In the press preview, Turrell noted that we use light to illuminate things, but we forget “the thingness of light.” His work materializes the immaterial, reminding us that light on a wall can be just as much an object of art as much as paint on a canvas. Gimenez commented that Turrell was “the first artist to use light not as a means, but as an ends.”

Viewing Aten Reign is a both a meditative and disorienting experience, almost like being hypnotized. The space seems to collapse into a dizzying optical illusion. Also, the soft light changes so gradually that you almost forget its progression through the spectrum. The experience reminds us of notes on a scale, where the difference between two adjacent notes may be indeterminable but the change between the first and last notes sounds drastic. You might not notice Aten Reign change from pink to red, but walk away, and the change to purple is a pleasing shock.

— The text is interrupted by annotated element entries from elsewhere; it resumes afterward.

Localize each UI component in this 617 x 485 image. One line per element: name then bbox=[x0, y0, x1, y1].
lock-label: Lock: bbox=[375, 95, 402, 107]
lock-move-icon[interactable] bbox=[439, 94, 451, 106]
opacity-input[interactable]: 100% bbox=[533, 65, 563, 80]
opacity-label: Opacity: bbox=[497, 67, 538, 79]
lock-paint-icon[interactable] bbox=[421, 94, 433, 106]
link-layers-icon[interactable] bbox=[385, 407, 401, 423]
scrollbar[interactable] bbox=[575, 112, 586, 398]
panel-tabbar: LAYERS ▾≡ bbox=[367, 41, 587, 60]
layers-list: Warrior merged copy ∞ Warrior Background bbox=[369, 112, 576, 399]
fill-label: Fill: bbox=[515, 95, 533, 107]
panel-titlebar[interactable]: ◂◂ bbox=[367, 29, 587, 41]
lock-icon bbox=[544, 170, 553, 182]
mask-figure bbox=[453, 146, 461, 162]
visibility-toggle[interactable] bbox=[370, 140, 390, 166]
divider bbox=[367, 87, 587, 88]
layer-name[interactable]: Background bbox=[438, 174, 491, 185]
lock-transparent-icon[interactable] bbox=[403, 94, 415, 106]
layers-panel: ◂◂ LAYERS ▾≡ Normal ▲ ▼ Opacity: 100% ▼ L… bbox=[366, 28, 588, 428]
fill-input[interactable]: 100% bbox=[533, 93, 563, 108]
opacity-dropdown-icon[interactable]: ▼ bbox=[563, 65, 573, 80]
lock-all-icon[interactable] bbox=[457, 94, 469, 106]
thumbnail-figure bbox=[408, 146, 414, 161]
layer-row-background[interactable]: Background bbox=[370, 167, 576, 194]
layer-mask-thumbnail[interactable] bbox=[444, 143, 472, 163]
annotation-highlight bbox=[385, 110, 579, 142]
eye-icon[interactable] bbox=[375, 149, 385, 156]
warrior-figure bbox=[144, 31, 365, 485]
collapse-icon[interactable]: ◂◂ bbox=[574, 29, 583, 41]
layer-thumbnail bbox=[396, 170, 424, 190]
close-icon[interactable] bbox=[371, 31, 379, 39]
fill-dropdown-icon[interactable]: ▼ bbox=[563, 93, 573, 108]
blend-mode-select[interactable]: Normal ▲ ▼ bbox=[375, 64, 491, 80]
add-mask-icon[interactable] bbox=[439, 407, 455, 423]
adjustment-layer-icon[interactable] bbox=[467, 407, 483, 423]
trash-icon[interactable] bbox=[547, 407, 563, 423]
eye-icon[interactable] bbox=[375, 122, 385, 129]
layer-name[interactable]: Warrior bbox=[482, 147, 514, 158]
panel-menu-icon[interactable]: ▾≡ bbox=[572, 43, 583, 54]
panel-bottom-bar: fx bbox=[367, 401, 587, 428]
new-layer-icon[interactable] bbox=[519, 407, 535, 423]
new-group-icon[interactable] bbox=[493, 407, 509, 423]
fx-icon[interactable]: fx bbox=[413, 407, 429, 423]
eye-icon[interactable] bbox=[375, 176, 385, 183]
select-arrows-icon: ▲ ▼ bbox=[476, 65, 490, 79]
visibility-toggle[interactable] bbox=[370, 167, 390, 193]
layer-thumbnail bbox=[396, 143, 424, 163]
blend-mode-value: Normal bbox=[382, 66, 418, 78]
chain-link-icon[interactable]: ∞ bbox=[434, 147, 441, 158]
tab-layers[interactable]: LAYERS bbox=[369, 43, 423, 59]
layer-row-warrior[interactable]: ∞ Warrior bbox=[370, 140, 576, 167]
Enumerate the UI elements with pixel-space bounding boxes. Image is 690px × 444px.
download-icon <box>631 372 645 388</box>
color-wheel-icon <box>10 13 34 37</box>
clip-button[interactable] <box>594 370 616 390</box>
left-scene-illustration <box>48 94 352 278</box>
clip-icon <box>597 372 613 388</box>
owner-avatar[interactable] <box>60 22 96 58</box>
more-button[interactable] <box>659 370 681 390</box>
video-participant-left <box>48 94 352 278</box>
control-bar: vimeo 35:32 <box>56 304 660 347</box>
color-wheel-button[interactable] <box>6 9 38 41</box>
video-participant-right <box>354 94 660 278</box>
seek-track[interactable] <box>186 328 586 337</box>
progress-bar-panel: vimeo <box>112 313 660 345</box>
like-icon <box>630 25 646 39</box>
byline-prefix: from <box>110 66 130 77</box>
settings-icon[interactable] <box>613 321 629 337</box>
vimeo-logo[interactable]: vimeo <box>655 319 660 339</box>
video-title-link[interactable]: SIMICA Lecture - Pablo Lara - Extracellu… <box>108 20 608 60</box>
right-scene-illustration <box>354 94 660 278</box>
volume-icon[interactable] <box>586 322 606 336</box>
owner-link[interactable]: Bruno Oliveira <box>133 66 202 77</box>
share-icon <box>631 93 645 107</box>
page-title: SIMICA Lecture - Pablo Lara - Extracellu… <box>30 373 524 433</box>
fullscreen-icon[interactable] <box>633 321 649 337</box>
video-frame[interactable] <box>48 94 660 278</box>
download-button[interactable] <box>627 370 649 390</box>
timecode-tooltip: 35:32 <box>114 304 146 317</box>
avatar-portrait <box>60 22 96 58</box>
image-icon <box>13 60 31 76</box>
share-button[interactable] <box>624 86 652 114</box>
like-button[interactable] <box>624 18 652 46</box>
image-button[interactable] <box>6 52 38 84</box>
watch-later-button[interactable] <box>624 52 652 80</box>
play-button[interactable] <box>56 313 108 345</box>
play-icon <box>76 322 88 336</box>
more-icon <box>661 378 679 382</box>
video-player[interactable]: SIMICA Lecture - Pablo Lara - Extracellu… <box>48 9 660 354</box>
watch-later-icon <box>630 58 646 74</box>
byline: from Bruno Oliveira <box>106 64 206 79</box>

Convincing us that light is an artist’s medium, Turrell also makes us consider its variations. In the Wall Street Journal, he describes his monumental work in Arizona, Roden Crater, as using “crisp but hard” light. In a dark room in the Guggenheim, we view Turrell's 1976 light installation ItlarSmith describes the works as a “chalk-smeared blackboard” and then a “snowbank in twilight,” depending on how you look at it. And maybe Turrell means to show us that light performs for us as we take it through our pupils. He stresses: "Light knows when we're looking."